Fifth graders Bella Fortune, 10, left, Levi Mussulman, 10, center, and Corley Howard, 11, pose for a photo with their crazy sock donation box Wednesday morning at Hays Steam Academy. They will be donating all the socks to Team Mal in Georgia and they will give them to children’s hospitals in honor of Mallory Smith. The class will also celebrate with a pizza party if they meet the goal of 750 pairs. (Jacob Ford|Odessa American)

When they decided on the project, Garcia said the students did research on how to design a flyer, what Wilson disease is, learned how to email professionally and call different people in the district.

“Corley had to learn that it’s scary to have your voice up there on the loudspeaker. Even though nobody’s looking at you, she realized that that was a big difference so we’ve had to work on our speaking skills. But the biggest thing was that they’ve taken the lead completely. I had several ideas lined up that might match what they wanted to do. And so when they said hospitals and children I thought oh, here’s this idea, but they didn’t just say, ‘Oh yeah.’ They wanted to know about it; they wanted to know what the impact was going to be. … It was more than just me saying, ‘Hey guys, y’all are going to do this project. …,’” Garcia said.

She said she thought maybe the students would be tired of community service projects, but it wasn’t the case with this one.

“… They really have a grasp of this one and taken such charge with it. I think it’s great that it’s gotten so much attention, because it just goes to show them that they can help outside of Texas. They can help outside of Odessa and they really are leading the change as students and they are making a difference,” Garcia said.

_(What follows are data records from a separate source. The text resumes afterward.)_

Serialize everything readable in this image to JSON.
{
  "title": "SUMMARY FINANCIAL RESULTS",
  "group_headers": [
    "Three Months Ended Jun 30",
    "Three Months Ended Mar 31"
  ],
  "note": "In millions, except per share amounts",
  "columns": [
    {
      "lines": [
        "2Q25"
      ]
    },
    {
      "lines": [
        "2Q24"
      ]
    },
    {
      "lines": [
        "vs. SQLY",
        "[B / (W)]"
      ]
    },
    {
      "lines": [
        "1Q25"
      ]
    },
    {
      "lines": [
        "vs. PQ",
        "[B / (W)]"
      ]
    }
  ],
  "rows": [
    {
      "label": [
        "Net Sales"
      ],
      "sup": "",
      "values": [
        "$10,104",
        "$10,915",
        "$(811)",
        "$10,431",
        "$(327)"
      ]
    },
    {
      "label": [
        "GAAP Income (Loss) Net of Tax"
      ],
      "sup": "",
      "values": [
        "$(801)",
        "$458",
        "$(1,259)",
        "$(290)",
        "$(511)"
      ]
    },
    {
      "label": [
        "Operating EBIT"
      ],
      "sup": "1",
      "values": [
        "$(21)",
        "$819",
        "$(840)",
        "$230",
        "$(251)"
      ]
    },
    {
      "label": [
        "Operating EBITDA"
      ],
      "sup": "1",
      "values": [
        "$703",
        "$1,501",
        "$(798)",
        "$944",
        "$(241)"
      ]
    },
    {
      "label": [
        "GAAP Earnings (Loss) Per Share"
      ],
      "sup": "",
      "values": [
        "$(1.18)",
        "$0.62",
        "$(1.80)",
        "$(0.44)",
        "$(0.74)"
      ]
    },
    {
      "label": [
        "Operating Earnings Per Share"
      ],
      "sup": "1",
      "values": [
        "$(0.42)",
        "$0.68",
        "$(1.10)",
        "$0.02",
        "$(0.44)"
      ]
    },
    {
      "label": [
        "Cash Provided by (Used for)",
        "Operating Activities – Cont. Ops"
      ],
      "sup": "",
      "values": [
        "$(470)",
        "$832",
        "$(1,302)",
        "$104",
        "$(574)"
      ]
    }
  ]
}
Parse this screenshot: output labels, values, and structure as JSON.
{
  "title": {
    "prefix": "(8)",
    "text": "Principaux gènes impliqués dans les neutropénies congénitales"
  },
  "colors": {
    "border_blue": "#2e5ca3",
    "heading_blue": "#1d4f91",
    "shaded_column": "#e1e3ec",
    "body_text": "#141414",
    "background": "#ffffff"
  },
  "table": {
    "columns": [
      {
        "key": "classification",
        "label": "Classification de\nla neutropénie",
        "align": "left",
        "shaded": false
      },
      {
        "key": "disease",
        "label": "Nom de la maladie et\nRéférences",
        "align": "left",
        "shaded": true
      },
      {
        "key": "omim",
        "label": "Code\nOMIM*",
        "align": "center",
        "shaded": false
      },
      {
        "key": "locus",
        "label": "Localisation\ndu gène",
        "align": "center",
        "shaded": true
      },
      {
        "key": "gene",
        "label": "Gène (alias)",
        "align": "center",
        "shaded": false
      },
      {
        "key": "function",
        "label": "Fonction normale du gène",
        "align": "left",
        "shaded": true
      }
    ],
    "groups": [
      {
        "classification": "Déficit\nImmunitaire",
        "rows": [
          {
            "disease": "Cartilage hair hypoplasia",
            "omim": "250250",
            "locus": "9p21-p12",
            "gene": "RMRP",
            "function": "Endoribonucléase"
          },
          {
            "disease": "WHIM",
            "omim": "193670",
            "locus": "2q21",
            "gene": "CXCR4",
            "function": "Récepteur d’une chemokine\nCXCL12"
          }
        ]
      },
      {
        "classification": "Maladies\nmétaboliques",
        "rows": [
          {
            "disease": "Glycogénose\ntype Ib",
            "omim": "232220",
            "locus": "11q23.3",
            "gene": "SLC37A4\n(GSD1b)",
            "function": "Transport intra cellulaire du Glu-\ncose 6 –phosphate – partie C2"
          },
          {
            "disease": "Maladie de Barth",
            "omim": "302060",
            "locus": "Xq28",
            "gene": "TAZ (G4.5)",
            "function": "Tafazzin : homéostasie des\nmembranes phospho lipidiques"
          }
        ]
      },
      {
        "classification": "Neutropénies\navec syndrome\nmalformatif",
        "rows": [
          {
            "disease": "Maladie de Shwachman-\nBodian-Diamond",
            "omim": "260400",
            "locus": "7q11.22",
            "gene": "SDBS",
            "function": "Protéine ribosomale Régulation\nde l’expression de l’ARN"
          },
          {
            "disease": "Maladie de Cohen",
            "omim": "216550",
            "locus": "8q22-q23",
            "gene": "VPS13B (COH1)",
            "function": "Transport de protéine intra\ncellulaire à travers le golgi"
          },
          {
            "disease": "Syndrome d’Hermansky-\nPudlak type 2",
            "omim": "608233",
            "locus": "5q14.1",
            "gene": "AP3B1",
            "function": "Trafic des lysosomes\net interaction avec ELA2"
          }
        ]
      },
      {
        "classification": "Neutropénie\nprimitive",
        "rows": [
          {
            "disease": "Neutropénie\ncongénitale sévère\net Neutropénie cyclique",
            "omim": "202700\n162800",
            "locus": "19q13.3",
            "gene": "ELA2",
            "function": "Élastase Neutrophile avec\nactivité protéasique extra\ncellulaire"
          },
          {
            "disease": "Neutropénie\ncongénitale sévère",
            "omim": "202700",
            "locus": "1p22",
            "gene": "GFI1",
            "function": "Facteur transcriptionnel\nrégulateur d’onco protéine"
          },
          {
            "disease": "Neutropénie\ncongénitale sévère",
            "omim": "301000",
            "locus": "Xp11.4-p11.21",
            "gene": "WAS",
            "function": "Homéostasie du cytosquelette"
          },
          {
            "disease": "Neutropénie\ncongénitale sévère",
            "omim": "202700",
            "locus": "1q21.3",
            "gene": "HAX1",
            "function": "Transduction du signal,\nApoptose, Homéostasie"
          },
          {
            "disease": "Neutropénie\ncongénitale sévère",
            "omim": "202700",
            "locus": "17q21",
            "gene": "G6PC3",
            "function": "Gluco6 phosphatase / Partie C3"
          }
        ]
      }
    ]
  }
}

She added that when Mallory was young, she was a cheerleader, “a normal high school student.”

“Then she started getting sick and they found out she had Wilson disease. Wilson disease is kind of you find out (about) when it’s too late; you already need help. She actually had a liver transplant and so her parents advocate a lot for organ donations, and they also advocate for her. They created a scholarship fund for … college so we’ve been able to talk as a class about scholarship funds and how that works. … Every year they collect donations for socks, so they have sock drives as well and they donate socks in honor of her to the children’s hospital. They are thrilled and they are so excited. Brooks Landgraf retweeted us on Twitter. He retweeted the flyer, so I got to share that news with them. They think it’s amazing that it’s spread this far, all the way to Texas, and they have so many people there that are excited to see the attention it’s getting,” Garcia said.

The Smiths have a Facebook page called Pay it Forward and they collect donations for the scholarship fund and sock drive. Garcia said they do other things, too, but those are the two main projects.

“I feel really proud because our class has come a long way since like the first day of school,” Fortune said. “And I’m pretty sure that the story behind the donation has really impacted on the way we think about the community service project and made us work harder for helping other people.”

Howard said what impacted her most was how Mallory, even in the hospital, didn’t just think about herself. She thought about other children in hospitals and wanted to bring socks to them to cheer them up.

“I think it made me think more about how we treat people because she could have just not talked to any of those people or just stayed in her hospital room, but she wanted to make them happy before she passed away,” Howard said.